To be subjected to this kind of treatment is beyond an issue of fairness.  This is despicable.  A teacher is hired to help children learn, to introduce them to subjects that they can be interested in, and to engage them in critical thinking so they can go out into the world with a mind that can work independently of some rigid structure that some would use in the classroom.  She was later forced to resign and was unable to obtain another job for a while because of all the pressure and the negative press from the situation.  She did, however, have the opportunity to speak in a number of conferences and was backed up by the NCAC as well as a number of prominent authors (Chris Crutcher, Ellen Hopkins, etc).  Her story highlights the usefulness of YA books and shows how well students can perform when introduced to literature they want to read.
Last month, Montgomery County’s test scores came out. Reading went down six points. As I sit here right now, still remembering, I think of how my students’ predictive assessment scores had been amazing all year before the test.
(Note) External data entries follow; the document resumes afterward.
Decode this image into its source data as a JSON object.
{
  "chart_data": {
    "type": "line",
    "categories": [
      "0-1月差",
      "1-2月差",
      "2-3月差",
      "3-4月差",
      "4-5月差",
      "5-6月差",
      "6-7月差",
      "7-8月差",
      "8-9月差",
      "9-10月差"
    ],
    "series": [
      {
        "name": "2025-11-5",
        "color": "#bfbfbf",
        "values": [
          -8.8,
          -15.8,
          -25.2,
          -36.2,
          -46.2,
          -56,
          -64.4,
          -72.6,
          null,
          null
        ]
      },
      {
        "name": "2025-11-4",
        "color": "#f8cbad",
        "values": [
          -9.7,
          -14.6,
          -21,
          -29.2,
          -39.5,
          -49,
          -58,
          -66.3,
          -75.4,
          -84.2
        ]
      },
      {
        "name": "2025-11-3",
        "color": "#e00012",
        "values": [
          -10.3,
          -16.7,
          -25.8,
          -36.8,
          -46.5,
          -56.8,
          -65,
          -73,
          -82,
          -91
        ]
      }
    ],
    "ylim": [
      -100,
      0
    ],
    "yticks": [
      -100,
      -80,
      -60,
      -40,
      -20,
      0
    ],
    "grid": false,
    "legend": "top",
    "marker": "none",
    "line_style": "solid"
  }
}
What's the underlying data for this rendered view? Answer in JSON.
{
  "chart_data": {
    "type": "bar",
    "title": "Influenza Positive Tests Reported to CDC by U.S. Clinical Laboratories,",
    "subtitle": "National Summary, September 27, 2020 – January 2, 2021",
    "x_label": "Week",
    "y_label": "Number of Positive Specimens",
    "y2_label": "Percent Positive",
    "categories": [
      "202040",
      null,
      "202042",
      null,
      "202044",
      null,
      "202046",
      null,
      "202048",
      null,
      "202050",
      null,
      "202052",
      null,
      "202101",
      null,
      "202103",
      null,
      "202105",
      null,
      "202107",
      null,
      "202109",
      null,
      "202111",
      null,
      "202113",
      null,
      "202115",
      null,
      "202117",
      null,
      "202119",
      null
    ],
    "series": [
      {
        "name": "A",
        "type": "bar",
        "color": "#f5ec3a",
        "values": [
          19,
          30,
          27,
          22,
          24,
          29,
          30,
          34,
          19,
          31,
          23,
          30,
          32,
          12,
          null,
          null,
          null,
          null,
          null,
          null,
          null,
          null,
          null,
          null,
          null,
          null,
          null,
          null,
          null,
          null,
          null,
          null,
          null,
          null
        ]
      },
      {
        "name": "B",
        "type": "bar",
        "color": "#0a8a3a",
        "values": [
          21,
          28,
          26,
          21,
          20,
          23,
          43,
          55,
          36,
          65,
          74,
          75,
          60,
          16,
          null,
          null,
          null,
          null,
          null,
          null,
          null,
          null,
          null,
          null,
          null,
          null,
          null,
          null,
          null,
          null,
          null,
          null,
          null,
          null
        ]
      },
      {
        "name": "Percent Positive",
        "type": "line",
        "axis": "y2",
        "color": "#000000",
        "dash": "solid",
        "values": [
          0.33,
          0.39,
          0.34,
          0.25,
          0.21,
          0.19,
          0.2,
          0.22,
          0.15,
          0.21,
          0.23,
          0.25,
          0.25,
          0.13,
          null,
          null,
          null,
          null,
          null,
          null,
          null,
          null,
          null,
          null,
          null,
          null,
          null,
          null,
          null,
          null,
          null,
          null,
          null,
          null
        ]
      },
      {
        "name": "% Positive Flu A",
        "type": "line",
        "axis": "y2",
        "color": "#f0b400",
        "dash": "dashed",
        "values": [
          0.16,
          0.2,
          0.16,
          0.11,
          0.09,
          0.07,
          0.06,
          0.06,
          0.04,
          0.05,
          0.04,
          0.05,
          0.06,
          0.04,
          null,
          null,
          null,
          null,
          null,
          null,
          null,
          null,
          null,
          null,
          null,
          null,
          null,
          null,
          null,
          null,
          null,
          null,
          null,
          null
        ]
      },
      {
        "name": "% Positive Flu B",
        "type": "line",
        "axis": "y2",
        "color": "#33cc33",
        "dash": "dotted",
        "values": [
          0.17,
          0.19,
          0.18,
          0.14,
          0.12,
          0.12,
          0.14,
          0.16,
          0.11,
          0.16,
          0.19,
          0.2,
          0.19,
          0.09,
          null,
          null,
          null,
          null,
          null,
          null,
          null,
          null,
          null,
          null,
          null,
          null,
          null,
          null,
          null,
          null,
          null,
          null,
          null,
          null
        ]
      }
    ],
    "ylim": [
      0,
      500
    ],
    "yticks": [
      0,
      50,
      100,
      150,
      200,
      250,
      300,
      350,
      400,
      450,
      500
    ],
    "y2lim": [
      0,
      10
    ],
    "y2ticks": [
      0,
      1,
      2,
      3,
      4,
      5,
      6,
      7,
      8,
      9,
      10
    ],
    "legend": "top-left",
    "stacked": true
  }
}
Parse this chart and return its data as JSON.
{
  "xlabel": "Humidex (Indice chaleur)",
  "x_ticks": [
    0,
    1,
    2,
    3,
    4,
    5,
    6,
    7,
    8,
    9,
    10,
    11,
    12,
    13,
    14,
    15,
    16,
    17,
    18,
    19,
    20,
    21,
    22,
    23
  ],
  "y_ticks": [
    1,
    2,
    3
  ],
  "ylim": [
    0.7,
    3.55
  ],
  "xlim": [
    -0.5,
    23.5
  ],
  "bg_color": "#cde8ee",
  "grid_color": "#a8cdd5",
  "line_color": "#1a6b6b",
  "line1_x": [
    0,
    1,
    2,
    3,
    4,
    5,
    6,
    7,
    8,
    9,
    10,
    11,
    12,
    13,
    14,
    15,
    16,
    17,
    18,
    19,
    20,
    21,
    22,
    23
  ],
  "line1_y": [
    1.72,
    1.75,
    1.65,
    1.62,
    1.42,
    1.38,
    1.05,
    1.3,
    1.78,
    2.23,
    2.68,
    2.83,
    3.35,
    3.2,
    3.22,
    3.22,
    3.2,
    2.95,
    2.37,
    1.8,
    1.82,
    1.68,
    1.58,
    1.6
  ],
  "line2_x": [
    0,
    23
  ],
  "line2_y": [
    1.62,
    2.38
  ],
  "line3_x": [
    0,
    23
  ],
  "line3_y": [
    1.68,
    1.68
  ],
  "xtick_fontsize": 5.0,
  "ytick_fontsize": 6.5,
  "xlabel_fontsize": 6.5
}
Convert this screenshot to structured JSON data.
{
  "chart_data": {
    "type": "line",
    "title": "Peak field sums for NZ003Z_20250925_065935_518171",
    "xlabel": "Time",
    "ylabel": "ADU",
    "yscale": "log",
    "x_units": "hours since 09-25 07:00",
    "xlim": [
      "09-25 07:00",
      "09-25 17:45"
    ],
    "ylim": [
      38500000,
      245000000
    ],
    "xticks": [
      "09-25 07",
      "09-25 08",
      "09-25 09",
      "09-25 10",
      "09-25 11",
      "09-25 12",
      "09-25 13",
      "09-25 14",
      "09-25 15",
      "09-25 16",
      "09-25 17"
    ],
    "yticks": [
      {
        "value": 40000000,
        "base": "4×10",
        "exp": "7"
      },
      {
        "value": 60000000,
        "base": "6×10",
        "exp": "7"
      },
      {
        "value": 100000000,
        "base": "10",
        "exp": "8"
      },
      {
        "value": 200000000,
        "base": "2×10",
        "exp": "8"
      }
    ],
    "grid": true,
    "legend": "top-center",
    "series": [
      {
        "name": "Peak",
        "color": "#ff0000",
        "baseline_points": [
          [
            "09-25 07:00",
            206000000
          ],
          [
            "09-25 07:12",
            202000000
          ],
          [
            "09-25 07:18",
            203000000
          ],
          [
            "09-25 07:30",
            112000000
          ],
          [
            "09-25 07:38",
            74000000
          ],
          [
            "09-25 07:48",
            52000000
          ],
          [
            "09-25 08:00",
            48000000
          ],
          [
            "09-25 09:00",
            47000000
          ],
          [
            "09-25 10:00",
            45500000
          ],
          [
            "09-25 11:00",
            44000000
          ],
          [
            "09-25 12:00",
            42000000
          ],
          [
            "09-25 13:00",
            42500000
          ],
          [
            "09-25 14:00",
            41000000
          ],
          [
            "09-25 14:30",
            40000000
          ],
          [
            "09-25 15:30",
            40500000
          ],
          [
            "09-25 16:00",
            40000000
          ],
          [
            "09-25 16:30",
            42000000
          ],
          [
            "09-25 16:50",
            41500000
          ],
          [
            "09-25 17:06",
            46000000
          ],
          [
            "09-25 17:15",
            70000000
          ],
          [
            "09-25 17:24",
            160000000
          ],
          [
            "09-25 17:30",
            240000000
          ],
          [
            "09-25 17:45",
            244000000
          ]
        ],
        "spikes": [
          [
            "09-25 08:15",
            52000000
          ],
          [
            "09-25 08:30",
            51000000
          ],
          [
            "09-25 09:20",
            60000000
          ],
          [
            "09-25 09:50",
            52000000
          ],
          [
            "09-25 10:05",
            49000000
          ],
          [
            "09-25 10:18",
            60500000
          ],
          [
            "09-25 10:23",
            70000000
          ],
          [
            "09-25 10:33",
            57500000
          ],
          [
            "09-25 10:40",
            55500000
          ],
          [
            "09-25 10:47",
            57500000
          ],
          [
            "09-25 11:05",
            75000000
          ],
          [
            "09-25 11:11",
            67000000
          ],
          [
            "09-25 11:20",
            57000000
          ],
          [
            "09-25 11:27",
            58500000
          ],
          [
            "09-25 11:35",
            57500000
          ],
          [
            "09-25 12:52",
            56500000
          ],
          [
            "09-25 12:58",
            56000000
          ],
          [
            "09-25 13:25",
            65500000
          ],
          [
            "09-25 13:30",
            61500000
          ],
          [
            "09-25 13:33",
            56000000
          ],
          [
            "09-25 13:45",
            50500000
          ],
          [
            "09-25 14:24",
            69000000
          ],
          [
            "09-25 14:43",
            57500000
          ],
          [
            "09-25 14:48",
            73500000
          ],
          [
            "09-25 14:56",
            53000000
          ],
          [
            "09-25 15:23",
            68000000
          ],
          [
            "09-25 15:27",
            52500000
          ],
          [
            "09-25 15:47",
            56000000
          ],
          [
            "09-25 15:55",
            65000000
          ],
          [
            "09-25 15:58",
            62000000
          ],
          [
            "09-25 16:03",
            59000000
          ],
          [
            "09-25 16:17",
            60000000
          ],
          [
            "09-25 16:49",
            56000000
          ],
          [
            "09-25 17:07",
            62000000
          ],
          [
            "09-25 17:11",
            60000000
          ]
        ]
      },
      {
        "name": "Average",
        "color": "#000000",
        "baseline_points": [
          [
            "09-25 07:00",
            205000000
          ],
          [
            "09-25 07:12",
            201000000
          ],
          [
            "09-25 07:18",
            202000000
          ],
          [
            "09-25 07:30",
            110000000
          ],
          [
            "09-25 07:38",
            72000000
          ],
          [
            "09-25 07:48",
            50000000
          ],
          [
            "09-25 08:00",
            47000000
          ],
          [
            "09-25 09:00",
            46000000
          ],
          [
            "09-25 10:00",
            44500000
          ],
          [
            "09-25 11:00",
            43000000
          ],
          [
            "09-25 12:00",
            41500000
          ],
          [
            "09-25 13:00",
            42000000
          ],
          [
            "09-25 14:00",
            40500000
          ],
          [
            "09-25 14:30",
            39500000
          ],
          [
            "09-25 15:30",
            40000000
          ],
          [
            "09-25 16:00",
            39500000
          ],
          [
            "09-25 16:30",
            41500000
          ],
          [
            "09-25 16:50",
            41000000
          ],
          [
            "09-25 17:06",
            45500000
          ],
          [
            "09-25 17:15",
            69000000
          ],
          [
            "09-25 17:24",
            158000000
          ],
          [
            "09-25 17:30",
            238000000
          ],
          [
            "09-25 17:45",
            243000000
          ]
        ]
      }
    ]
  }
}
According to the data, my classes had surpassed the Honors-track sophomores’ reading scores. I’m remembering the discussions I had with my classes about peaceful resistance, about trying on the tests because it was our only way of showing the district that reading YA worked.
This story is tragic, but at least it brings greater publicity to the injustices of imposing moral boundaries on books.  Read the whole story.  It's inspiring and amazing.  And maybe even send off a note to Risha Mullins and let her know that she is appreciated and her bravery is inspiring. 

Thanks for reading!


  1. "She ... was backed up by ... a number of prominent authors (Chris Crutcher, Ellen Hopkins, etc)." To see some of that support, look in the comments to my blog post here: "SafeLibraries: Kentucky School Superintendent Exposes False Cries of Censorship; Removes Educationally Unsuitable Books from Curriculum Despite Being on ALA's List for Reluctant Readers."

  2. No prob. The story is quite interesting and sad at the same time. Thanks for writing about it.

  3. I was a student of Risha's when I went to another high school that she taught at. I can't believe how people can be so crude.